Why does the New Horizons spacecraft have so little memory (8 Gigabytes for a single buffer)? I'd have donated a few memory sticks if I could.

Two reasons why the memory is so small:

1. New Horizons was designed around the year 2000. Solid-state memory sizes were much smaller back then: looking at the Internet Archive, the typical CompactFlash memory card was a 64 MB card costing around $50. 2. The memory needs to be space-rated. That$50 card I mentioned? Outside the Earth's atmosphere, the memory will be scrambled in a matter of days due to thermal effects, solar radiation, or cosmic rays, and the card will likely be permanently destroyed over the course of a year or so.

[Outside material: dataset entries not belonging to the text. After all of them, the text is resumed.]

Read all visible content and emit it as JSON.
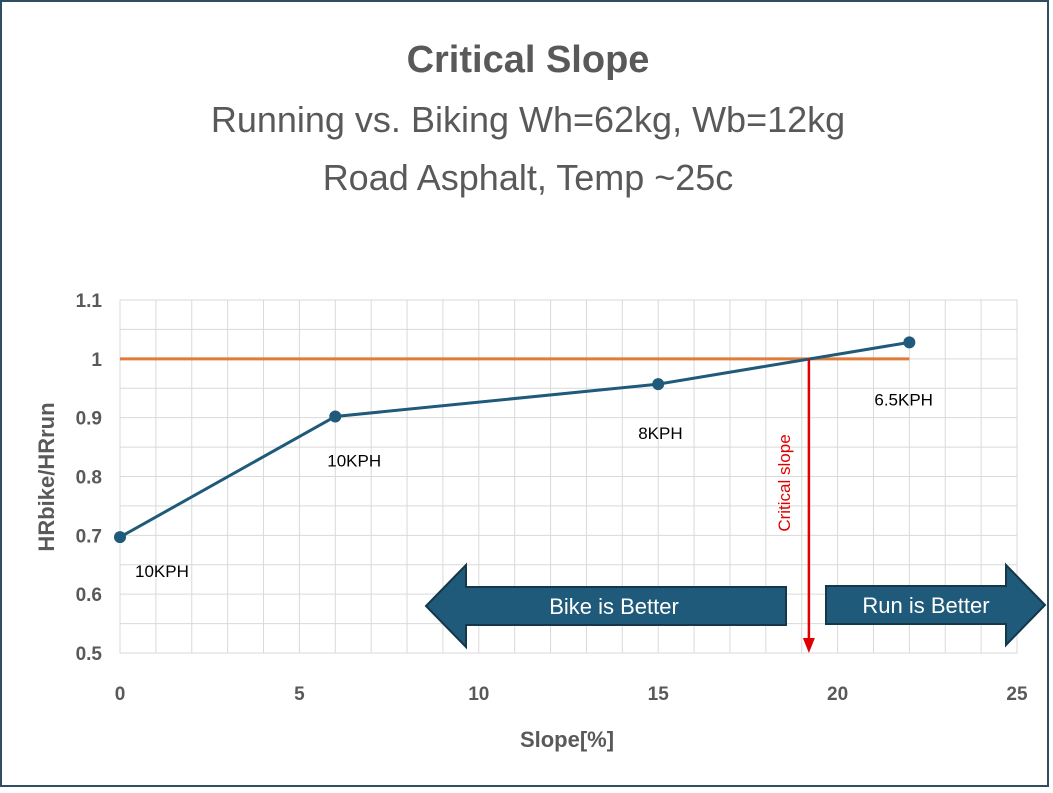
{
  "chart_data": {
    "type": "line",
    "title": "Critical Slope",
    "subtitle_lines": [
      "Running vs. Biking Wh=62kg, Wb=12kg",
      "Road Asphalt, Temp ~25c"
    ],
    "xlabel": "Slope[%]",
    "ylabel": "HRbike/HRrun",
    "xlim": [
      0,
      25
    ],
    "ylim": [
      0.5,
      1.1
    ],
    "x_ticks": [
      "0",
      "5",
      "10",
      "15",
      "20",
      "25"
    ],
    "y_ticks": [
      "0.5",
      "0.6",
      "0.7",
      "0.8",
      "0.9",
      "1",
      "1.1"
    ],
    "grid": true,
    "series": [
      {
        "color": "#1f5a7a",
        "x": [
          0,
          6,
          15,
          22
        ],
        "y": [
          0.697,
          0.902,
          0.957,
          1.028
        ],
        "point_labels": [
          "10KPH",
          "10KPH",
          "8KPH",
          "6.5KPH"
        ]
      }
    ],
    "reference_line": {
      "y": 1.0,
      "x_range": [
        0,
        22
      ],
      "color": "#e07b39"
    },
    "critical_slope": {
      "x": 19.2,
      "label": "Critical slope",
      "color": "#e00000"
    },
    "annotations": [
      {
        "text": "Bike is Better",
        "direction": "left",
        "color": "#1f5a7a"
      },
      {
        "text": "Run is Better",
        "direction": "right",
        "color": "#1f5a7a"
      }
    ]
  }
}
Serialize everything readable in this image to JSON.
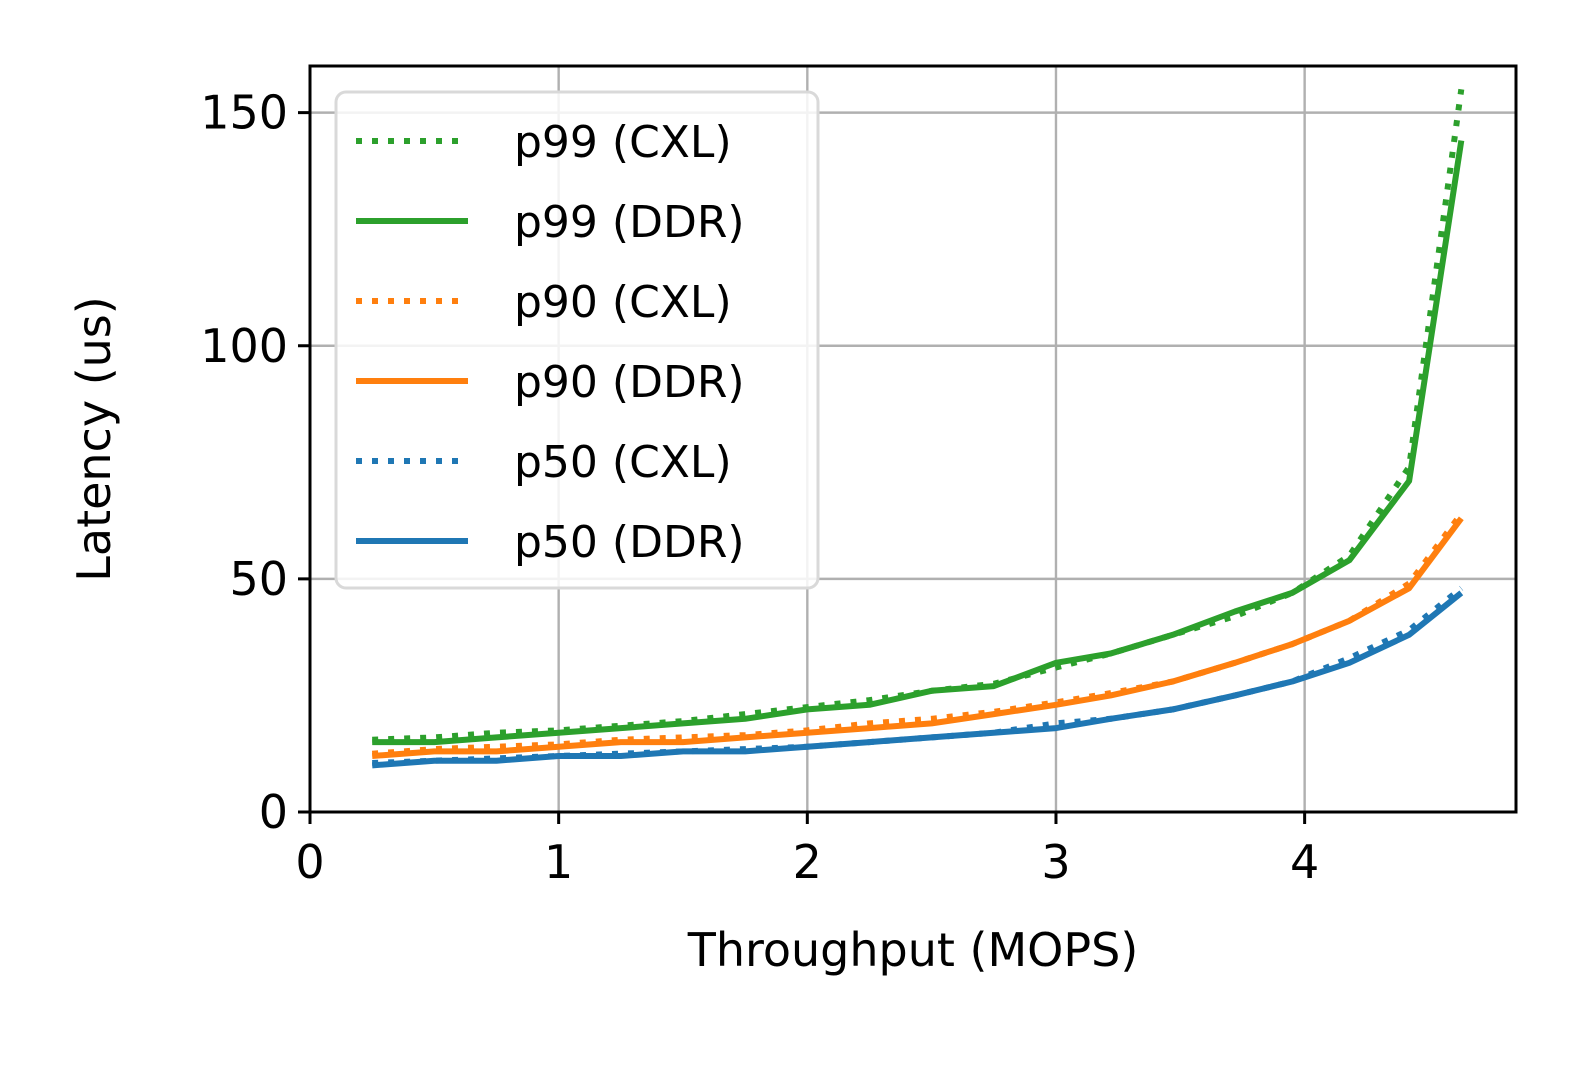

The 8GB of solid-state memory aboard New Horizons probably cost half a million to a million dollars.

• Don't forget that the sensors producing data to fill that 8GB buffer were also designed in 2000 - LORRI is only a 1 megapixel camera. – 1337joe Jul 19 '15 at 3:28
• Calling it a 1 megapixel camera is a bit misleading: true, it's only got a million photosensors, but all million of them are in use for whichever spectral band is selected, unlike a consumer camera, where at most half of them are. – Mark Jul 19 '15 at 3:33
• I meant that in terms of the pictures it produces there are only a million pixels so it's not like it's producing huge image files that are filling up the available memory quickly. – 1337joe Jul 19 '15 at 3:39

Space rated memory is much more expensive, and much less dense than commercially available RAM.

Single Event Upsets are common, even in space rated hardware, and commercial stuff would be riddled with errors due to high energy particles that the Earth's atmosphere normally protects us from.

Error detection and correction is critical in a way that commercial RAM does not care about, even as compared to high end servers.